Despite claims that it may curb civil liberties and a heated debate in the parliament, the legislation was backed on Tuesday by 387 MPs, with only 92 “no” votes.

The anti-riot law makes it illegal for protesters to hide their faces, gives law enforcement more powers to remove potential “troublemakers” from rallies, and allows the authorities to ban some individuals from even showing up at demonstrations.

That last provision has caused objections from even some members of President Emmanuel Macron’s own party, who called it an attack on the fundamental freedom to protest.

Also on rt.com French police talk about shooting Yellow Vest protesters in a leaked tape

French Interior Minister Christophe Castaner, who presented the bill in the parliament, has argued that it was about “stopping the brutes” and showing “zero tolerance for violence.”

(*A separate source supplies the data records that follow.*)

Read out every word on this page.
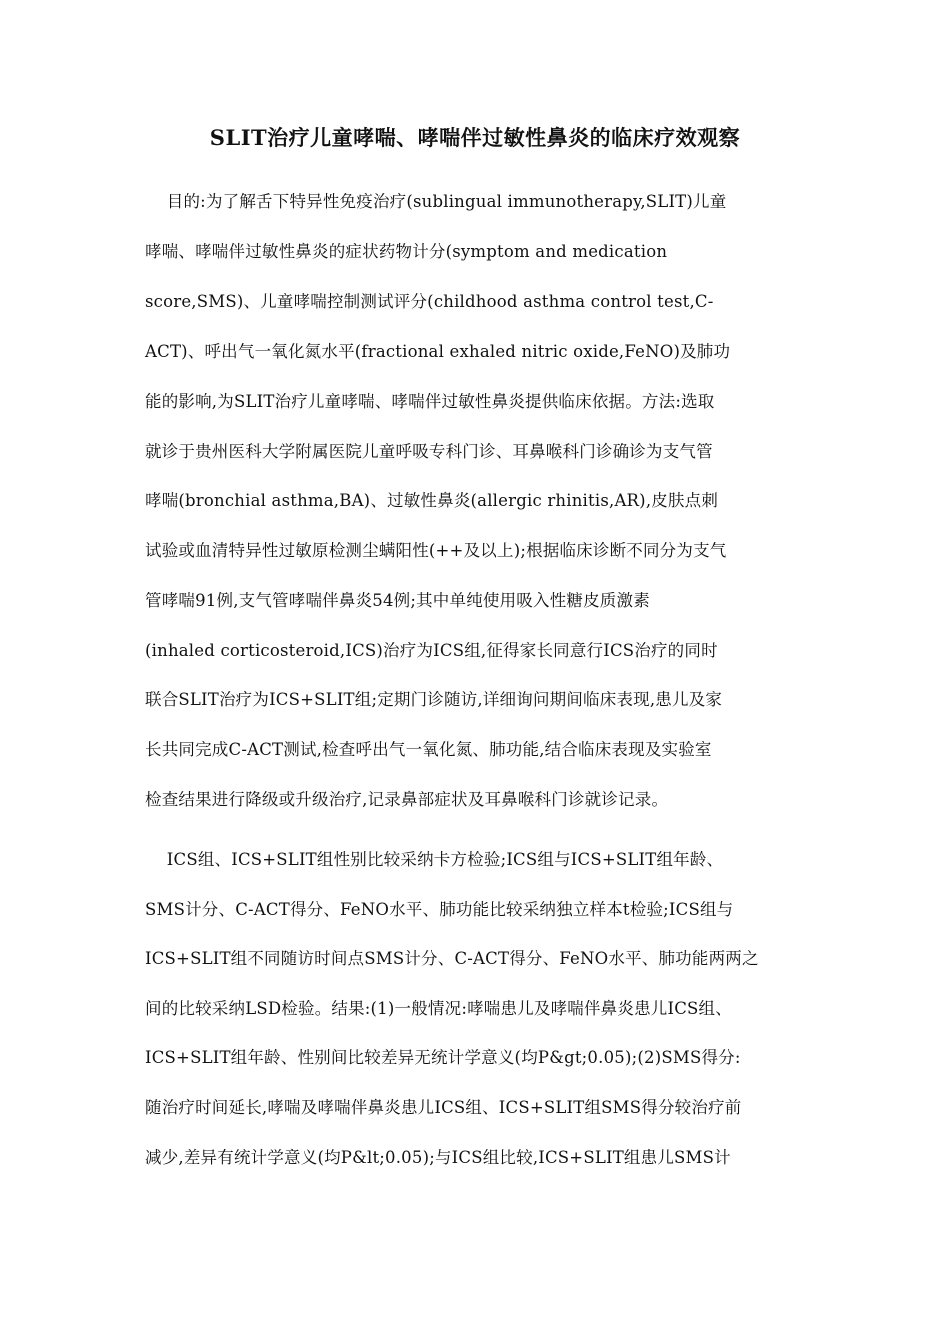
SLIT治疗儿童哮喘、哮喘伴过敏性鼻炎的临床疗效观察
目的:为了解舌下特异性免疫治疗(sublingual immunotherapy,SLIT)儿童
哮喘、哮喘伴过敏性鼻炎的症状药物计分(symptom and medication
score,SMS)、儿童哮喘控制测试评分(childhood asthma control test,C-
ACT)、呼出气一氧化氮水平(fractional exhaled nitric oxide,FeNO)及肺功
能的影响,为SLIT治疗儿童哮喘、哮喘伴过敏性鼻炎提供临床依据。方法:选取
就诊于贵州医科大学附属医院儿童呼吸专科门诊、耳鼻喉科门诊确诊为支气管
哮喘(bronchial asthma,BA)、过敏性鼻炎(allergic rhinitis,AR),皮肤点刺
试验或血清特异性过敏原检测尘螨阳性(++及以上);根据临床诊断不同分为支气
管哮喘91例,支气管哮喘伴鼻炎54例;其中单纯使用吸入性糖皮质激素
(inhaled corticosteroid,ICS)治疗为ICS组,征得家长同意行ICS治疗的同时
联合SLIT治疗为ICS+SLIT组;定期门诊随访,详细询问期间临床表现,患儿及家
长共同完成C-ACT测试,检查呼出气一氧化氮、肺功能,结合临床表现及实验室
检查结果进行降级或升级治疗,记录鼻部症状及耳鼻喉科门诊就诊记录。
ICS组、ICS+SLIT组性别比较采纳卡方检验;ICS组与ICS+SLIT组年龄、
SMS计分、C-ACT得分、FeNO水平、肺功能比较采纳独立样本t检验;ICS组与
ICS+SLIT组不同随访时间点SMS计分、C-ACT得分、FeNO水平、肺功能两两之
间的比较采纳LSD检验。结果:(1)一般情况:哮喘患儿及哮喘伴鼻炎患儿ICS组、
ICS+SLIT组年龄、性别间比较差异无统计学意义(均P&gt;0.05);(2)SMS得分:
随治疗时间延长,哮喘及哮喘伴鼻炎患儿ICS组、ICS+SLIT组SMS得分较治疗前
减少,差异有统计学意义(均P&lt;0.05);与ICS组比较,ICS+SLIT组患儿SMS计
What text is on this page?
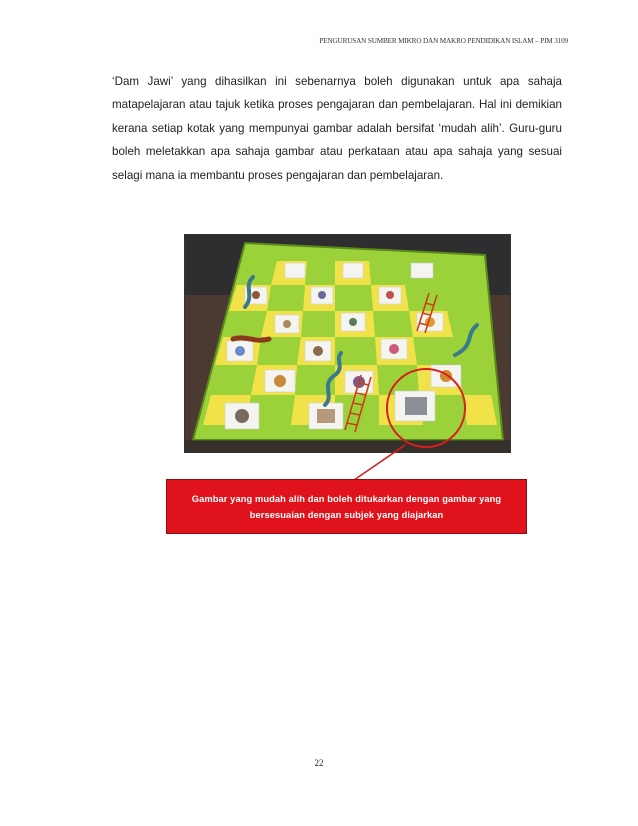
PENGURUSAN SUMBER MIKRO DAN MAKRO PENDIDIKAN ISLAM – PIM 3109

‘Dam Jawi’ yang dihasilkan ini sebenarnya boleh digunakan untuk apa sahaja matapelajaran atau tajuk ketika proses pengajaran dan pembelajaran. Hal ini demikian kerana setiap kotak yang mempunyai gambar adalah bersifat ‘mudah alih’. Guru-guru boleh meletakkan apa sahaja gambar atau perkataan atau apa sahaja yang sesuai selagi mana ia membantu proses pengajaran dan pembelajaran.

Gambar yang mudah alih dan boleh ditukarkan dengan gambar yang
bersesuaian dengan subjek yang diajarkan
22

Under the new law, those who “participate in disorder” or even find themselves in the vicinity of a violent demonstration on a public road may be punished by a year in prison and a 15,000 euro fine.

The bill will be considered by the Senate on March 12 as the government of President Emmanuel Macron hopes for its swift adoption into law as the country remains gripped by the Yellow Vest protests.

Also on rt.com Everyone but himself: Macron blames social media & Russia for Yellow Vests

Thousands of people wearing high-visibility jackets have been protesting across France every weekend since November. The rallies, which were ignited by government-proposed fuel tax hikes but quickly morphed into broader discontent with Macron’s policies, frequently got out of control.

The demonstrators in Paris and other cities destroyed property, torched cars, blocked roads and clashed with police. The authorities haven’t hesitated to apply violence to suppress the rioters, putting tear gas, water cannons and non-lethal guns to use and seriously injuring dozens of people.